Will 5% Mortgage Rates Cushion the Housing Market?
After reaching 6.28% on June 14th, 30-year mortgage rates have decreased to 5.05% as of yesterday according to Mortgagenewsdaily.com. The 10-year Treasury yield has risen this morning, so it is likely mortgage rates will increase some today.
Note: In April, I wrote: How High will Mortgage Rates Rise? In that post, I included a simple method for estimating 30-year mortgage rates based on the 10-year Treasury yield.
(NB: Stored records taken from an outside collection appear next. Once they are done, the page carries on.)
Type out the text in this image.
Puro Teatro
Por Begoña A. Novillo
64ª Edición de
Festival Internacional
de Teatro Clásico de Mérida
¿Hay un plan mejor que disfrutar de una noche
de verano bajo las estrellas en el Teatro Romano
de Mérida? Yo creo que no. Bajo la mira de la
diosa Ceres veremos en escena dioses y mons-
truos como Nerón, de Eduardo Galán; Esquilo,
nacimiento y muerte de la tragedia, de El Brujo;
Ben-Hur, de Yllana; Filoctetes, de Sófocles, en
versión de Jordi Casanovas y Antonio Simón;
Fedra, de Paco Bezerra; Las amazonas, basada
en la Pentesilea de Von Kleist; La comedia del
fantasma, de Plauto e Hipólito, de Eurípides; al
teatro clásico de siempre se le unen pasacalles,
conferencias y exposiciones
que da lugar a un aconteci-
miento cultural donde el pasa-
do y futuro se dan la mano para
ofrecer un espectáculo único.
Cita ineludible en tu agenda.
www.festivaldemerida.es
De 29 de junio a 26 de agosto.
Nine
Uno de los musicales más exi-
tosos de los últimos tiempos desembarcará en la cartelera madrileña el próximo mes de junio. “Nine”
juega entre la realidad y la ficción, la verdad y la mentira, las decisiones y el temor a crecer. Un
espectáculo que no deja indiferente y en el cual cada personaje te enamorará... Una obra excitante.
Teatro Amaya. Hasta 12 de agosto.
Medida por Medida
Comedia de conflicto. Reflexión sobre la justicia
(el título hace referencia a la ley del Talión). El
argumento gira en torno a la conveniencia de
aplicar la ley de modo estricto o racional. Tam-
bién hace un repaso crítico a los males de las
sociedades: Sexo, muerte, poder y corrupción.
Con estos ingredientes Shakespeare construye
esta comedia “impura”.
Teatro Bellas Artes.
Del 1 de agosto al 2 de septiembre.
Housing economist Tom Lawler explained that the relationship is more complicated in Lawler: Mortgage/Treasury Spreads, Part I and Lawler: Mortgage/Treasury Spreads Part II: “Decomposing” the Widening This Year.
Here is a graph from Mortgagenewsdaily.com that shows the 30-year mortgage rate since 2010. Although mortgage rates have fallen sharply over the last 6 weeks, rates are still much higher than earlier this year.
The housing market really started to slow in April and hit the brakes in June when rates jumped to above 6%. Rates around 5% will help at the margin, but it is the increase in monthly payments compared to earlier this year that is impacting the housing market.
The following graph shows the year-over-year change in principal & interest (P&I) assuming a fixed loan amount since 1977. Currently P&I is up about 30% year-over-year for a fixed amount (this doesn’t take into account the change in house prices).
This is less than the 35% year-over-year increase in June, but still up sharply.
If we include the increase in house prices, payments are up more than 50% year-over-year on the same home.
The bottom-line is the recent decline in mortgage rates will help at the margin, but the housing market will remain under pressure with mortgage rates at 5% (fewer sales, slowing house price growth).